There are people who are annoyed and think that I'm downing America. They're the kind of people who read the books defensively so they can catch you on anything that discredits you. In Keepers of Truth a news magazine here called 20:20 hires a special reporter to do an interview with the main suspect and this guy writes in: “you're totally wrong. 20:20 uses its own investigative reporters. It's never used another person outside of its core group”. You know, who cares? Also, I get some of that “if you don't like living here get the hell out”. The books deal with the failed American dream, the losers, the dismantling of American politics and basically show that a lot of American life is failure. Reviewers in those smaller towns were a lot more defensive, saying that I didn't know what I was talking about.
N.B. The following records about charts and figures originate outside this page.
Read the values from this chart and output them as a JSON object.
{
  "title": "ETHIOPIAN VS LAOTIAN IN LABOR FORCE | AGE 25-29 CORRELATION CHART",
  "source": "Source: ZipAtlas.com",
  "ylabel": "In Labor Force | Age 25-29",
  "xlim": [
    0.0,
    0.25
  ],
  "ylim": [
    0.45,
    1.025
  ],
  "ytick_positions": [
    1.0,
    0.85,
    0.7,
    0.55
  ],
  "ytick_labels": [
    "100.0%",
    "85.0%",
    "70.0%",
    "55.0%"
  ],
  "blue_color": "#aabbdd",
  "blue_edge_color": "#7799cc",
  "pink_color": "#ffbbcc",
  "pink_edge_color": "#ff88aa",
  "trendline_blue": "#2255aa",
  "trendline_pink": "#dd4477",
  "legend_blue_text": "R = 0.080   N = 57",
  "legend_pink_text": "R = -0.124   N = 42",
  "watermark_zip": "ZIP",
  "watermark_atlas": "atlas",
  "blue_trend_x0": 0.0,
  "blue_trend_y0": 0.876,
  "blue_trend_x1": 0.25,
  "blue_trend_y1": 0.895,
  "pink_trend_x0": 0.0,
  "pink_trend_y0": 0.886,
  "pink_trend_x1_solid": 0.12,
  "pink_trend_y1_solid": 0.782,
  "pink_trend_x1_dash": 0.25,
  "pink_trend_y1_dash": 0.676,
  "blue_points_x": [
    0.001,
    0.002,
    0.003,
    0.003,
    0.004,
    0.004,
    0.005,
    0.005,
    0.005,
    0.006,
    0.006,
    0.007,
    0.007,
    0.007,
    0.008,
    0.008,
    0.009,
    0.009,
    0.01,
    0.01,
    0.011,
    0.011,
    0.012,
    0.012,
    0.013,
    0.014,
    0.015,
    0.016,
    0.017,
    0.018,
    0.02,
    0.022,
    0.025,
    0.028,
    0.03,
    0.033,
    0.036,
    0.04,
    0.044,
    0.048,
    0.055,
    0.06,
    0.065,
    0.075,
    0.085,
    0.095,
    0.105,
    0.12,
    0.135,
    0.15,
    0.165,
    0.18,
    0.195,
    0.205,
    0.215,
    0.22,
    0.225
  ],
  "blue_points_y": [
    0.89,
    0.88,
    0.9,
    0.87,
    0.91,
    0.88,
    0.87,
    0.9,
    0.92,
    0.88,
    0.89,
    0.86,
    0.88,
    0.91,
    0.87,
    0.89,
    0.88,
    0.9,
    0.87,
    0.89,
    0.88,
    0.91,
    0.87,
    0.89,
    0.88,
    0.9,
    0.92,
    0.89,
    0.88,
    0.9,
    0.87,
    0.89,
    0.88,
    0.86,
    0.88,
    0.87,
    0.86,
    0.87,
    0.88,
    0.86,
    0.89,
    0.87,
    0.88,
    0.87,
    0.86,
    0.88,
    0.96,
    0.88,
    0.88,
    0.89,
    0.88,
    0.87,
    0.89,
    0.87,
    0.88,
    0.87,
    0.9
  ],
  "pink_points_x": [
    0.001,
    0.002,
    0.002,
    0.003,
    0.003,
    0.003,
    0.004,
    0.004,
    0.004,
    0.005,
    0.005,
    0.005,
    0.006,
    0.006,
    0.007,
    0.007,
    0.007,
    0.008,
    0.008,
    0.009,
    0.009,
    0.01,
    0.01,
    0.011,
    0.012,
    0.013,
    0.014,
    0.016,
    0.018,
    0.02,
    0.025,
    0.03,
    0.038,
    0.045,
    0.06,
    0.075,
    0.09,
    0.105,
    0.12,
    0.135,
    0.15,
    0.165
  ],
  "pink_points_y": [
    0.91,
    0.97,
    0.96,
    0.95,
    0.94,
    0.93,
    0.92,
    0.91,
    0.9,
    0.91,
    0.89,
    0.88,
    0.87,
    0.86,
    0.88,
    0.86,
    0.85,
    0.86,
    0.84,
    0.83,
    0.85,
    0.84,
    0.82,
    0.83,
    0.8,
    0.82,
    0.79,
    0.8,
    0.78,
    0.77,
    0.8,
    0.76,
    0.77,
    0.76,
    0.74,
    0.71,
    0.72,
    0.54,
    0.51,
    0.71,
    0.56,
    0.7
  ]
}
Your main characters seem reasonable, but bit by bit reveal sides of themselves that make you question their stability, if not their sanity. What draws you to this instability?
I always make them not insane, but with borderline mental problems. I've never gone with a truly insane character, preferring somebody who's slightly askew of normal. It's been common in the history of literature, for example in The Idiot. Anyone who speaks about society has to be justified with a character that is slightly unhinged. I've had basically to rely on that conceit because the novels are more sociological. That's the one thing I wrestle with: sometimes you just want to make them normal or not psychotic, not edgy, but the only way you can argue for the social commentary with the editors here in America is by making the character slightly unhinged.
A lot of insanity is much more apparent here. The Washington DC sniper lived in a homeless shelter a mile away from my house. The mental health system here is terrible. The town I live in is now going to release 300 people from the mental hospital. They'll end up in prison or committing crime – either that or just freaking out on the street and when you freak out on the street here they just fling you in jail.
Or think of the New York phenomenon in the eighties after Reagan did a sweep of the mental institutions. For a ten year period, there was literally thousands and thousands dumped and they couldn't hold jobs and they were homeless and crazy. Having come in 1981 to America and having seen some of that, I thought there was something prophetic and something sad in the commentary on the larger society.